Apprendre

-Je t’apprendrai Gianmarco.

Folle promesse ! Incroyable perspective !

-Je t’apprendrai.

Pour qu’un jour tu prennes le monde avec toi. Mais un homme n’a pas assez de bras, d’oreilles, de bouches, de sens, d’intelligence, d’inconscience pour ne pas perdre un bout du monde en cours de route ! L’homme perd chaque fois qu’il ramasse ce qu’il perd.

-Je t’apprendrai Nathalie.

-Je t’apprendrai Salomon.

-Je t’apprendrai Marmonon.

Premier apprentissage. Par la bouche. Ferme les yeux, les oreilles, oublie que tu penses. Mets en bouche ce que ta main attrape. Ainsi tu connaîtras par la bouche. Les livres, les cahiers, le tableau, une autre main, un visage, les maisons, la brique, le verre, le caillou, la poussière. N’aie pas peur des microbes. Quand la bouche œuvre pour la connaissance elle ne permet pas à la maladie de s’infiltrer. Laisse ta langue connaître la matière, laisse la apprécier ce qui râpe, ce qui glisse, la dureté, la mollesse. Que ta salive envahisse ta bouche, avale-la et intègre ainsi au plus profond de toi les objets dont tu as emporté quelques particules. Et puis recrache, ne te laisse pas envahir par ce que tu apprends à connaître. Évite les indigestions.

Deuxième apprentissage. Par les pieds. Les pieds te portent. Ils connaissent ton poids. Ils portent ton poids de connaissance. Apprends à masser tes pieds pour fluidifier le trafic des connaissances à l’intérieur de ton corps. Chaque chose que tu apprends se niche dans un coin, un recoin de ton corps. Il faut parfois se secouer pour que les connaissances voyagent, ne stagnent pas dans un recoin oublié, pour qu’elles se mélangent et suscitent de nouvelles connaissances. Quand tu masses tes pieds, en toute conscience, ou sans conscience et violemment, tout ton corps est mis sans dessus dessous.

Troisième apprentissage.
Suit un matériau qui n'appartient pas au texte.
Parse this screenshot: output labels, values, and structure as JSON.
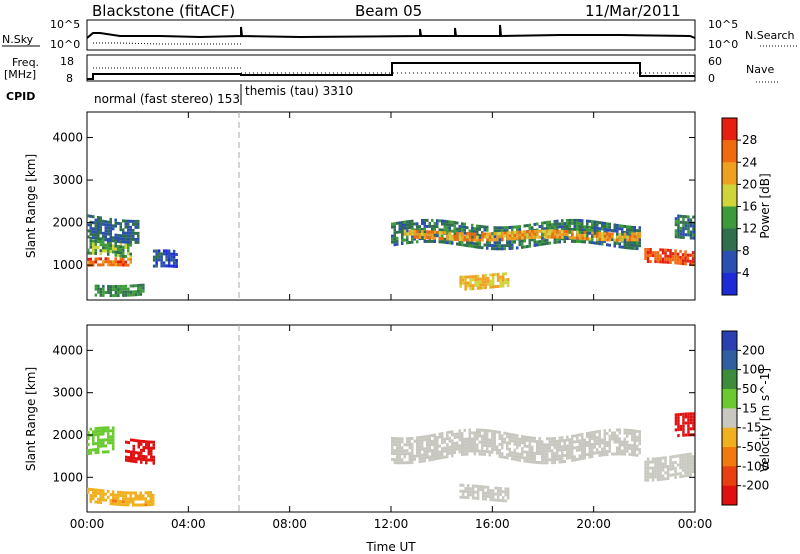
{
  "header": {
    "station": "Blackstone (fitACF)",
    "beam": "Beam 05",
    "date": "11/Mar/2011"
  },
  "nsky_panel": {
    "left_label": "N.Sky",
    "right_label": "N.Search",
    "left_ticks": [
      "10^5",
      "10^0"
    ],
    "right_ticks": [
      "10^5",
      "10^0"
    ]
  },
  "freq_panel": {
    "left_label_line1": "Freq.",
    "left_label_line2": "[MHz]",
    "right_label": "Nave",
    "left_ticks": [
      "18",
      "8"
    ],
    "right_ticks": [
      "60",
      "0"
    ]
  },
  "cpid": {
    "label": "CPID",
    "programs": [
      {
        "text": "normal (fast stereo) 153",
        "start_hour": 0
      },
      {
        "text": "themis (tau) 3310",
        "start_hour": 6
      }
    ]
  },
  "colors": {
    "power_scale": [
      "#1c2bd6",
      "#2a4fb0",
      "#2f6f4e",
      "#3d9a3a",
      "#cfd43a",
      "#f0a020",
      "#f06a10",
      "#e52010"
    ],
    "velocity_scale": [
      "#2a3fb0",
      "#2f5fa0",
      "#3c8c3c",
      "#6acb30",
      "#c8c8c0",
      "#f0b020",
      "#f07a10",
      "#e84010",
      "#e01010"
    ],
    "dash_line": "#aaaaaa"
  },
  "chart_data": [
    {
      "type": "heatmap",
      "name_hint": "power",
      "xlabel": "",
      "ylabel": "Slant Range [km]",
      "xlim": [
        0,
        24
      ],
      "ylim": [
        180,
        4600
      ],
      "xticks": [
        "00:00",
        "04:00",
        "08:00",
        "12:00",
        "16:00",
        "20:00",
        "00:00"
      ],
      "yticks": [
        1000,
        2000,
        3000,
        4000
      ],
      "colorbar": {
        "label": "Power [dB]",
        "ticks": [
          "4",
          "8",
          "12",
          "16",
          "20",
          "24",
          "28"
        ],
        "range": [
          0,
          32
        ]
      },
      "echo_regions": [
        {
          "t": [
            0.0,
            1.7
          ],
          "r_center": 1050,
          "thickness": 200,
          "value": 26
        },
        {
          "t": [
            0.0,
            1.7
          ],
          "r_center": 1400,
          "thickness": 400,
          "value": 14
        },
        {
          "t": [
            0.0,
            2.0
          ],
          "r_center": 1900,
          "thickness": 500,
          "value": 8
        },
        {
          "t": [
            0.3,
            2.2
          ],
          "r_center": 450,
          "thickness": 250,
          "value": 12
        },
        {
          "t": [
            2.6,
            3.5
          ],
          "r_center": 1100,
          "thickness": 400,
          "value": 6
        },
        {
          "t": [
            12.0,
            21.8
          ],
          "r_center": 1750,
          "thickness": 500,
          "value": 10
        },
        {
          "t": [
            12.5,
            21.8
          ],
          "r_center": 1700,
          "thickness": 200,
          "value": 22
        },
        {
          "t": [
            14.7,
            16.6
          ],
          "r_center": 650,
          "thickness": 300,
          "value": 20
        },
        {
          "t": [
            22.0,
            23.9
          ],
          "r_center": 1200,
          "thickness": 300,
          "value": 28
        },
        {
          "t": [
            23.2,
            23.9
          ],
          "r_center": 2000,
          "thickness": 500,
          "value": 10
        }
      ]
    },
    {
      "type": "heatmap",
      "name_hint": "velocity",
      "xlabel": "Time UT",
      "ylabel": "Slant Range [km]",
      "xlim": [
        0,
        24
      ],
      "ylim": [
        180,
        4600
      ],
      "xticks": [
        "00:00",
        "04:00",
        "08:00",
        "12:00",
        "16:00",
        "20:00",
        "00:00"
      ],
      "yticks": [
        1000,
        2000,
        3000,
        4000
      ],
      "colorbar": {
        "label": "Velocity [m s^-1]",
        "ticks": [
          "200",
          "100",
          "50",
          "15",
          "-15",
          "-50",
          "-100",
          "-200"
        ],
        "range": [
          -250,
          250
        ]
      },
      "echo_regions": [
        {
          "t": [
            0.0,
            1.0
          ],
          "r_center": 1800,
          "thickness": 600,
          "value": 60
        },
        {
          "t": [
            1.5,
            2.6
          ],
          "r_center": 1700,
          "thickness": 500,
          "value": -230
        },
        {
          "t": [
            0.0,
            2.6
          ],
          "r_center": 550,
          "thickness": 350,
          "value": -70
        },
        {
          "t": [
            12.0,
            21.8
          ],
          "r_center": 1750,
          "thickness": 600,
          "value": 0
        },
        {
          "t": [
            14.7,
            16.6
          ],
          "r_center": 650,
          "thickness": 300,
          "value": 0
        },
        {
          "t": [
            22.0,
            23.9
          ],
          "r_center": 1300,
          "thickness": 500,
          "value": 0
        },
        {
          "t": [
            23.2,
            23.9
          ],
          "r_center": 2200,
          "thickness": 500,
          "value": -230
        }
      ]
    }
  ]
}
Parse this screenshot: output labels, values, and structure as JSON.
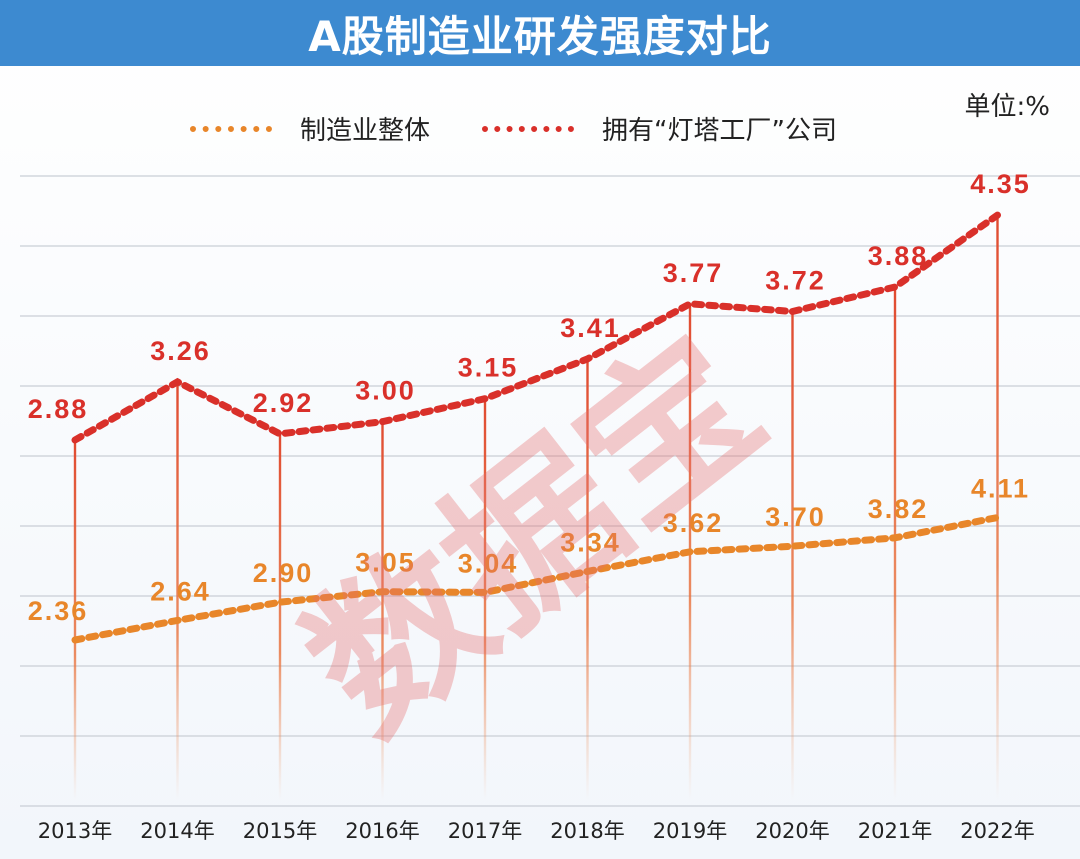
{
  "chart_data": {
    "type": "line",
    "title": "A股制造业研发强度对比",
    "unit_label": "单位:%",
    "categories": [
      "2013年",
      "2014年",
      "2015年",
      "2016年",
      "2017年",
      "2018年",
      "2019年",
      "2020年",
      "2021年",
      "2022年"
    ],
    "series": [
      {
        "name": "制造业整体",
        "color": "#e8862a",
        "values": [
          2.36,
          2.64,
          2.9,
          3.05,
          3.04,
          3.34,
          3.62,
          3.7,
          3.82,
          4.11
        ]
      },
      {
        "name": "拥有“灯塔工厂”公司",
        "color": "#d9302a",
        "values": [
          2.88,
          3.26,
          2.92,
          3.0,
          3.15,
          3.41,
          3.77,
          3.72,
          3.88,
          4.35
        ]
      }
    ],
    "legend_position": "top",
    "grid": true,
    "watermark": "数据宝"
  }
}
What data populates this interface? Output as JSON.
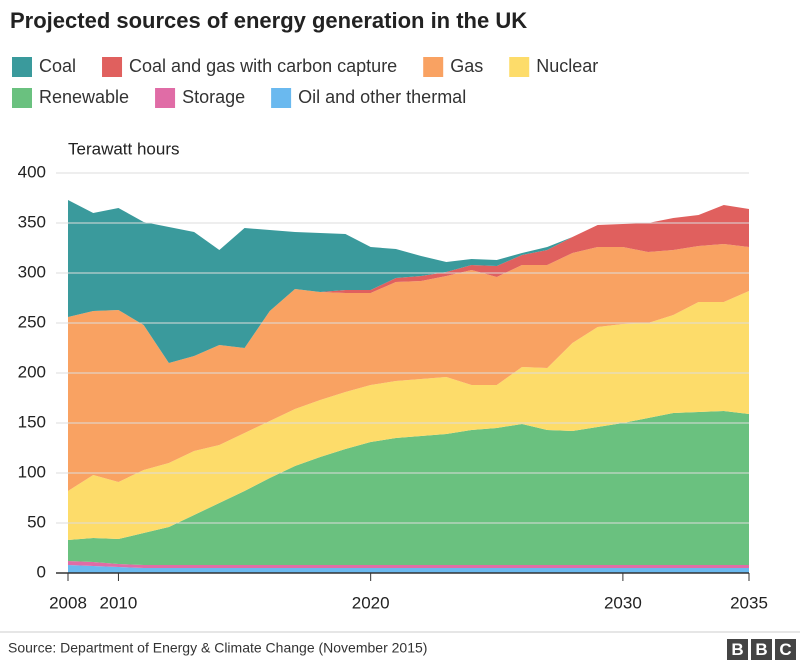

Par le souffle. Question de rythme. Le rythme vient de la respiration, des battements du cœur, du corps ramassé en lui-même ou éparpillé vers l’extérieur. L’apprentissage par le souffle comprend plusieurs éléments à maîtriser. Le souffle est la base, l’alpha et l’oméga. Plus ton souffle est long, plus ton rythme sera étendu et calme. Tu pourras, comme dans certaines improvisations de musique indienne, varier indéfiniment les cellules rythmiques. Il n’y aura d’ailleurs pas de cellules rythmiques, il y aura un long souffle, sans répétition, comme un long chemin dont on ne voit ni la fin, et dont on ne voit plus le bout. Si ton souffle est court, et que tes poumons sont étroits, tu émettras un rythme saccadé, répété, sans doute dansant. Facilement mémorisable. Tu évolueras entre un début et une fin. C’est très bien aussi. Et les autres pourront plus facilement participer, respirer avec toi. Pour connaître l’autre, tu dois t’adapter au souffle de l’autre. Quand tu lis un poème, tu dois arriver à respirer comme le poème sinon tu ne le comprends pas. Quand tu veux séduire un homme, ou une femme, tu dois respirer avec lui, ou elle, et puis l’entraîner dans ta respiration. C’est ainsi avec tout sur cette terre, avec tout ce qui vit, et tout ce qui ne vit pas. Parce que tu crois que certaines choses ne vivent pas puisqu’elles ne respirent pas. Ce serait plus vrai, si les objets étaient isolés, sur un fond blanc, en plâtre par exemple, dans une pièce sans fenêtre. Mais les objets sont la plupart du temps exposés à la lumière, au vent, au mouvement. Ils sont la plupart du temps au carrefour d’une quantité de respirations. Ils vivent par procuration si on veut. On ne peut donc pas nier qu’ils aient un souffle propre, résultant d’autres souffles.

Je happe, je happeprendre, j’apprends, je prends.